Melalui akun Twitter pribadinya, politisi Partai Gerindra itu mengungkapkan sejumlah keraguannya terhadap hasil hitung cepat yang di rilis lembaga survei pada Pilkada Serentak 2018.
Berikut 17 pernyataan Fadli Zon yang dia ungkapkan melalu kultwit Twitter:
1) Kredibilitas lembaga survei kembali dipertanyakan. Dalam Pilkada Jawa Barat dan Jawa Tengah, terdapat selisih yg jauh antara angka hasil survei yg dirilis sebelum Pilkada dgn hasil hitung cepat (quick count) dan real count pada hari pelaksanaan.
— Fadli Zon (@fadlizon) June 30, 2018
2) Untuk melindungi kepentingan publik, keterlibatan lembaga survei dalam Pilkada dan Pemilu perlu diatur kembali.
— Fadli Zon (@fadlizon) June 30, 2018
3) Sy ingatkan agar lembaga survei tidak boleh mendapatkan keuntungan finansial dari partai politik atau kandidat tertentu tanpa mendeklarasikan siapa pihak atau kandidat yg membiayai mereka.
— Fadli Zon (@fadlizon) June 30, 2018
4) Sudah menjadi rahasia umum lembaga survei sering merangkap menjadi konsultan politik dari kandidat yg berlaga, baik dalam Pilkada, Pemilu, maupun Pilpres.
— Fadli Zon (@fadlizon) June 30, 2018
5) Padahal, publikasi lembaga survei bisa mempengaruhi preferensi masyarakat. Menurut sy soal-soal semacam ini tak bisa diserahkan pada kode etik semata.
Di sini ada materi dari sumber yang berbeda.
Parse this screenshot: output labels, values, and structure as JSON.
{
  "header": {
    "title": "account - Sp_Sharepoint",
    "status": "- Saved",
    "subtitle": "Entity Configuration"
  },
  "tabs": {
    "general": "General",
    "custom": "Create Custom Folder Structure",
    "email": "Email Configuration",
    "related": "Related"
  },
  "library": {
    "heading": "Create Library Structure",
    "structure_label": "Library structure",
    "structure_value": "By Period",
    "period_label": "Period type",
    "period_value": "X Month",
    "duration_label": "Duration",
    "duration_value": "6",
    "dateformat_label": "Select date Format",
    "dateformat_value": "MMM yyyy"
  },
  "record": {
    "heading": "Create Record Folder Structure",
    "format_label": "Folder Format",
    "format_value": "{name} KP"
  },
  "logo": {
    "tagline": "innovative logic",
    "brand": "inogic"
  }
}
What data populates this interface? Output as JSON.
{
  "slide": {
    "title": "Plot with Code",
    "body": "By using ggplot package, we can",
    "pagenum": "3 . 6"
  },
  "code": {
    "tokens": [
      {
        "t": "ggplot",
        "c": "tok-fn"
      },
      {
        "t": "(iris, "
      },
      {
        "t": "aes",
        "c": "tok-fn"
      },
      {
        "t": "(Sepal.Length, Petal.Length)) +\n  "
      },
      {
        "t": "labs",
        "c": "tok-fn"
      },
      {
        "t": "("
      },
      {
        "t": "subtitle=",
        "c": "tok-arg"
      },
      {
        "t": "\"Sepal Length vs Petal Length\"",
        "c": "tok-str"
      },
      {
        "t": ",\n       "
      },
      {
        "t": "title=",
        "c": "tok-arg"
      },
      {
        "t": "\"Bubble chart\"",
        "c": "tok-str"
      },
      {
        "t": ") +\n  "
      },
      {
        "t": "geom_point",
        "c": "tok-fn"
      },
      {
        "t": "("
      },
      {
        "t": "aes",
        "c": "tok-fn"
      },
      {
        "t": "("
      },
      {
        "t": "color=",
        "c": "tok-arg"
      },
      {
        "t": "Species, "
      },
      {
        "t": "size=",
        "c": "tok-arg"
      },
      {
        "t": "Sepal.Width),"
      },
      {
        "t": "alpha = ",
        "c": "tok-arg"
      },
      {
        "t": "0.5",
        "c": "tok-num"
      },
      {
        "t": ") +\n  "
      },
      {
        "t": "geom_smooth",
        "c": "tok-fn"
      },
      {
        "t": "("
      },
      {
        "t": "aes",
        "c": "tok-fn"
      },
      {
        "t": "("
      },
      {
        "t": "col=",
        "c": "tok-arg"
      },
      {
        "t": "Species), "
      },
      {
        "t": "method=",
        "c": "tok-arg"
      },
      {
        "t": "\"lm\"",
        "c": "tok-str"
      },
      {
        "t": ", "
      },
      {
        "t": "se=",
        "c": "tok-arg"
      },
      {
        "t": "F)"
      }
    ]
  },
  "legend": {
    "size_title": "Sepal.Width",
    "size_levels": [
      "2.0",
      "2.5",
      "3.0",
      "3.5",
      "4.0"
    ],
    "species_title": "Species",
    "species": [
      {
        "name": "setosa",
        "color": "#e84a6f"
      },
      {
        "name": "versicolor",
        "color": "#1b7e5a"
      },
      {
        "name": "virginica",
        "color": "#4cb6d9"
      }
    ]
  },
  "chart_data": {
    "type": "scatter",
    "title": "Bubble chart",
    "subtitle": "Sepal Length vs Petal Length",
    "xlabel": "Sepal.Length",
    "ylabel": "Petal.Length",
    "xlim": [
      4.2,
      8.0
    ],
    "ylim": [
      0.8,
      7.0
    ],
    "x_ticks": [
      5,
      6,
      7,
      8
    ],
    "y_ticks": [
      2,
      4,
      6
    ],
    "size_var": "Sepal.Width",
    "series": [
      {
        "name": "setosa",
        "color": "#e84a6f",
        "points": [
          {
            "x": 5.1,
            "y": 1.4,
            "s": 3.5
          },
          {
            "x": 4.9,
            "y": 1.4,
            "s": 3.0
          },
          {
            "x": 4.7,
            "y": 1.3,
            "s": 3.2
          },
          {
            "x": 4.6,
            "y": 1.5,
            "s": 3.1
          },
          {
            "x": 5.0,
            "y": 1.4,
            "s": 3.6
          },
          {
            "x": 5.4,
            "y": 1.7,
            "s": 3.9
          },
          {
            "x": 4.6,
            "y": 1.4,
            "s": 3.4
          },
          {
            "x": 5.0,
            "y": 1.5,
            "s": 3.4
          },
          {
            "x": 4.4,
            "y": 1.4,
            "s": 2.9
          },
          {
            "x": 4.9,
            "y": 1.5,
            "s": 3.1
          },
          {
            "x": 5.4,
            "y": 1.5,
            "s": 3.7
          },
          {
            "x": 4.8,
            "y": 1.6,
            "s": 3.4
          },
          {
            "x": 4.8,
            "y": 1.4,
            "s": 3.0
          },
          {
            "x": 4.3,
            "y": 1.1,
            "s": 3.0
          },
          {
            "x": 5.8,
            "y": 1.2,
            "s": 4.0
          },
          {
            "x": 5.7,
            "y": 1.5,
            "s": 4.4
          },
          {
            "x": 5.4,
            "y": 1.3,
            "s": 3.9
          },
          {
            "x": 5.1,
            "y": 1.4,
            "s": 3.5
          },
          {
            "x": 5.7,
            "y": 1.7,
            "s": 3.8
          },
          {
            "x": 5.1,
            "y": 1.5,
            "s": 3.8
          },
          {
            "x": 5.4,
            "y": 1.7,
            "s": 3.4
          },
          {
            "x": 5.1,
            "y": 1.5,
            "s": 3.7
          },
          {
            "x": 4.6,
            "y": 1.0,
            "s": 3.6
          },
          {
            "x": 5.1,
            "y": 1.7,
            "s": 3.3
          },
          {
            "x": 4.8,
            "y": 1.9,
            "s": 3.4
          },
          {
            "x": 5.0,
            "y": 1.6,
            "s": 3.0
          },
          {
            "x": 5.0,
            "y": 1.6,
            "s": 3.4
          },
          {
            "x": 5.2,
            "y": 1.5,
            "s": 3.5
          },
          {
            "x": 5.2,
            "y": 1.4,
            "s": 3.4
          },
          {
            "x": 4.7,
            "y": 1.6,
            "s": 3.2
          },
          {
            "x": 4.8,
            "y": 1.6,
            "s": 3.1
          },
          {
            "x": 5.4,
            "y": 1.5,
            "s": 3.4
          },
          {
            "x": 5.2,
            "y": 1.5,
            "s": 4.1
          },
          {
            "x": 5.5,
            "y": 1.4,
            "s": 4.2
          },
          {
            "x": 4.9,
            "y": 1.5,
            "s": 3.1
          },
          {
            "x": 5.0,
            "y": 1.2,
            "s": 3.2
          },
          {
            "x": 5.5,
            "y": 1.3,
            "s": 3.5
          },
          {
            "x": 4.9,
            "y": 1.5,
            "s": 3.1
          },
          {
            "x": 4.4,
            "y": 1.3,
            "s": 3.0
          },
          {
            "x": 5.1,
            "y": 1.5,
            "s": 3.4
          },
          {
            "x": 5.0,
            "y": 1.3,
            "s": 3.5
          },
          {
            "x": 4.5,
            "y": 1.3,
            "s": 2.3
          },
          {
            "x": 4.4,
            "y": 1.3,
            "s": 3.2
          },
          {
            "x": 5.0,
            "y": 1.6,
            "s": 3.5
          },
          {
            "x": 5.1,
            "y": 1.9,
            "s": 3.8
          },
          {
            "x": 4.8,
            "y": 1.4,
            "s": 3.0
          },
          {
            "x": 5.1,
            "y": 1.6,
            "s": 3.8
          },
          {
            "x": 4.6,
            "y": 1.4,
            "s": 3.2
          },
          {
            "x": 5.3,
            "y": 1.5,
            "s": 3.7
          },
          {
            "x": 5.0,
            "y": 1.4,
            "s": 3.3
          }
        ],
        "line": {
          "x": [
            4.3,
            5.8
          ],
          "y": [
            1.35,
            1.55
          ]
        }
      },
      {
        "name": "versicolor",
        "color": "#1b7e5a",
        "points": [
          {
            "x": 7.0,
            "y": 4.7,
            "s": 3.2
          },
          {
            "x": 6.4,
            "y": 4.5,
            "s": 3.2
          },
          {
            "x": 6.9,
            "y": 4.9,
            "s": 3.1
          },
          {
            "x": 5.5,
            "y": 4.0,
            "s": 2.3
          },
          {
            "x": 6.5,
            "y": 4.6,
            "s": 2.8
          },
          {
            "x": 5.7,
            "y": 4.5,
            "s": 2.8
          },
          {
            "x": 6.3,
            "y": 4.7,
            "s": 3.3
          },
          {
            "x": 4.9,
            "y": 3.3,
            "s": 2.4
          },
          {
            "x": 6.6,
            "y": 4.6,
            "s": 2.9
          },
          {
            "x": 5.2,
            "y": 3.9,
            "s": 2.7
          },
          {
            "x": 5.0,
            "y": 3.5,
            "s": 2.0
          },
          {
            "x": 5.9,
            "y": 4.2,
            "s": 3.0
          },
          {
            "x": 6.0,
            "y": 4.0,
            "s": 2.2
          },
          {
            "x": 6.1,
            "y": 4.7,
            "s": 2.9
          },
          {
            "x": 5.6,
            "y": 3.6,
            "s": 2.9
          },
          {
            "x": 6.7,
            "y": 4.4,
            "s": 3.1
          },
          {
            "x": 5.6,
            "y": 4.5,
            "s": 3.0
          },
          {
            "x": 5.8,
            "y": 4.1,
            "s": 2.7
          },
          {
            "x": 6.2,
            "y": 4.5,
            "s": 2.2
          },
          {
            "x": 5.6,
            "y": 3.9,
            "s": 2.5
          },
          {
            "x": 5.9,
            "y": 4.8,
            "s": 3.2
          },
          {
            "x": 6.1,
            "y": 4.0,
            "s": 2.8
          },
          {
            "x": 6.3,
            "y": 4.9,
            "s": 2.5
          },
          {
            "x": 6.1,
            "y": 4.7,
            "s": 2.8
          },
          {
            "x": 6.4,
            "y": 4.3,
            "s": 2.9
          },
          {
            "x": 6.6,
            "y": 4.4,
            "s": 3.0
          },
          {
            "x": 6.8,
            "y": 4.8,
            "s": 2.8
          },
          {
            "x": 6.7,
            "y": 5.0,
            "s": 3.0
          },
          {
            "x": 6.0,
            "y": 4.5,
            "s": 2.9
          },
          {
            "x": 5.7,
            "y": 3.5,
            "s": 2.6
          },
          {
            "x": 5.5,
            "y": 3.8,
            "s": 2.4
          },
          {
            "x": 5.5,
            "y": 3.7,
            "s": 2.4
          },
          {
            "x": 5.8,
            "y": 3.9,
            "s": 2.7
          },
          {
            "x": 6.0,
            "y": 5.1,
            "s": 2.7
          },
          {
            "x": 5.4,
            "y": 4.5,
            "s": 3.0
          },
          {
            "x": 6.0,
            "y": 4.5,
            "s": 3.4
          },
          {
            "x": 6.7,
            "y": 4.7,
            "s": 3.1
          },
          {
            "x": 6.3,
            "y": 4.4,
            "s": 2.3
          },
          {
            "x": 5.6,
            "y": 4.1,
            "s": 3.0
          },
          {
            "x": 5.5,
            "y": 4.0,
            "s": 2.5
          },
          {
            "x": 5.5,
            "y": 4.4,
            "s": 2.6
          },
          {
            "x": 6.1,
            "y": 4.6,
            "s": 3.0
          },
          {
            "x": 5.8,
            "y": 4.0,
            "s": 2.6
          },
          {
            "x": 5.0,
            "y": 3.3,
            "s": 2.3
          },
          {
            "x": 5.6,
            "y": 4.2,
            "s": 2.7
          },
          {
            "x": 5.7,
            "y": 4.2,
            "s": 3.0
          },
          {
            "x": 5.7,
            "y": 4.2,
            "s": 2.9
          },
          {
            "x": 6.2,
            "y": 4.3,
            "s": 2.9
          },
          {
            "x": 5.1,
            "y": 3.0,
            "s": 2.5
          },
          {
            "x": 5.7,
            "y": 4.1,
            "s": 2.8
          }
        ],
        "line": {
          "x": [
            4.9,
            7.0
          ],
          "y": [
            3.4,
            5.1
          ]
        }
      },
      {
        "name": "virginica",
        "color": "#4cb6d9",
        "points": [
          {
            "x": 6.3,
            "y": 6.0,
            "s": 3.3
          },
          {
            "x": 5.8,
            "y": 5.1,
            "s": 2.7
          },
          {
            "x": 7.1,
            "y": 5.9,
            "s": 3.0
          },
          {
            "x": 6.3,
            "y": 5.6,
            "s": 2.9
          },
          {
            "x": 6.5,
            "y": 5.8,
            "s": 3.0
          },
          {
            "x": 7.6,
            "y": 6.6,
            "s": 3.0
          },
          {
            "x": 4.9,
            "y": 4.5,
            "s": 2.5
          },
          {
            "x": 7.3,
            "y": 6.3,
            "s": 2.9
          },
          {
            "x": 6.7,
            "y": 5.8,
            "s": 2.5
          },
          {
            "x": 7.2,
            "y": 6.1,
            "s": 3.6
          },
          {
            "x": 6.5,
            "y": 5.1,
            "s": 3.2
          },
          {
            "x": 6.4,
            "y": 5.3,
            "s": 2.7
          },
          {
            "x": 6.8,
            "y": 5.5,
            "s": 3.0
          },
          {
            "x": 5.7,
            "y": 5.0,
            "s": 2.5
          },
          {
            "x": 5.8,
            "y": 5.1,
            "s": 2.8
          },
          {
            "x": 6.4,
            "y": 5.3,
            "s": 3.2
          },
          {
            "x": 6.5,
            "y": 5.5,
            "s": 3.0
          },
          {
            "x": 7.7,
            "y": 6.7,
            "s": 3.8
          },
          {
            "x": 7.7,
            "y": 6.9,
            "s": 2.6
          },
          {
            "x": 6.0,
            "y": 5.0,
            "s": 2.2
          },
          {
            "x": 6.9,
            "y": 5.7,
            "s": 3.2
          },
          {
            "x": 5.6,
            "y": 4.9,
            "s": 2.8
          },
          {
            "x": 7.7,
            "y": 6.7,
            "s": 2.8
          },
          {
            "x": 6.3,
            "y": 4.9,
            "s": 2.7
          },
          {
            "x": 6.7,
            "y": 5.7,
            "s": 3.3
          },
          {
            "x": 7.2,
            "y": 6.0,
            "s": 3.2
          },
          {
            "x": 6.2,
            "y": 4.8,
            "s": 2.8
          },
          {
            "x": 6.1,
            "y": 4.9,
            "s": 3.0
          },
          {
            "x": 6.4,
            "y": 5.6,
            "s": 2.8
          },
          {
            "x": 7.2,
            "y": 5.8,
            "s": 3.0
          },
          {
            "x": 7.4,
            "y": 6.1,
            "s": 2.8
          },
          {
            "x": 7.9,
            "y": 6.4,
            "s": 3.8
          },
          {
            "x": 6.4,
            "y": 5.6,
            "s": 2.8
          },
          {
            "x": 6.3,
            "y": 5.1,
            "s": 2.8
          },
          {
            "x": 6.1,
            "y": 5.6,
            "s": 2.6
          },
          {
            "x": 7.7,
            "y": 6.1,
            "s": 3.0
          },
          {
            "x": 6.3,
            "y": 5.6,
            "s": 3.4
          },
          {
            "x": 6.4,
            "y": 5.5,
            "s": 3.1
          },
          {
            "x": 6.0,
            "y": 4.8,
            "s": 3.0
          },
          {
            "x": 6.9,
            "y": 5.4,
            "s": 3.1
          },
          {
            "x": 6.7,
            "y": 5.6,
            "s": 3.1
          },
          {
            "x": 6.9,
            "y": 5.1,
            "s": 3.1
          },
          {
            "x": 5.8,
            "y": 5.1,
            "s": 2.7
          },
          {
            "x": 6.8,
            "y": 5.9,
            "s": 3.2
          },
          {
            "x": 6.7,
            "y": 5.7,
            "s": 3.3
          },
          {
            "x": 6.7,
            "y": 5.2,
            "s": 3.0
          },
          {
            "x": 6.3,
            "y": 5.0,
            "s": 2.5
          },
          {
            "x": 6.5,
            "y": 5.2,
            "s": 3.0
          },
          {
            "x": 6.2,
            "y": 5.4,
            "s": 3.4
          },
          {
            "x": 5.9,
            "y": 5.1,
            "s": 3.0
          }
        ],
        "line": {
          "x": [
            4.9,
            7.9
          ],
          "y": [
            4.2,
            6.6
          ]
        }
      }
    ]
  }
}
— Fadli Zon (@fadlizon) June 30, 2018
6) Di sisi lain, jika kita pelajari, aturan yg ada saat ini masih belum memadai dalam melindungi kepentingan publik dari kemungkinan terjadinya manipulasi terselubung oleh lembaga-lembaga tsb.
— Fadli Zon (@fadlizon) June 30, 2018
7) Coba lihat kasus Pilkada Jawa Barat, misalnya. Sebelum Pilkada, hampir semua lembaga survei selalu menempatkan elektabilitas pasangan Sudrajat-Syaikhu yg diusung @Gerindra di urutan ketiga, dgn angkhampir seragam di bawah 10 persen.
— Fadli Zon (@fadlizon) June 30, 2018
8) Tapi, seperti bisa sama-sama kita lihat dari hasil hitung cepat dan perhitungan sementara KPU, pasangan Sudrajat-Syaikhu terbukti bisa meraih suara di atas 28 persen. Meleset ratusan persen.
— Fadli Zon (@fadlizon) June 30, 2018
9) Begitu jg Pilkada Jawa Tengah. Pasangan Sudirman Said-Ida Fauziyah selalu diberi angka di bawah 20 persen bahkan di bawah 15 persen. Padahal, hasil hitung suara riil sementara ini, pasangan ini melampaui angka 40 persen. Jurang akurasinya jauh sekali.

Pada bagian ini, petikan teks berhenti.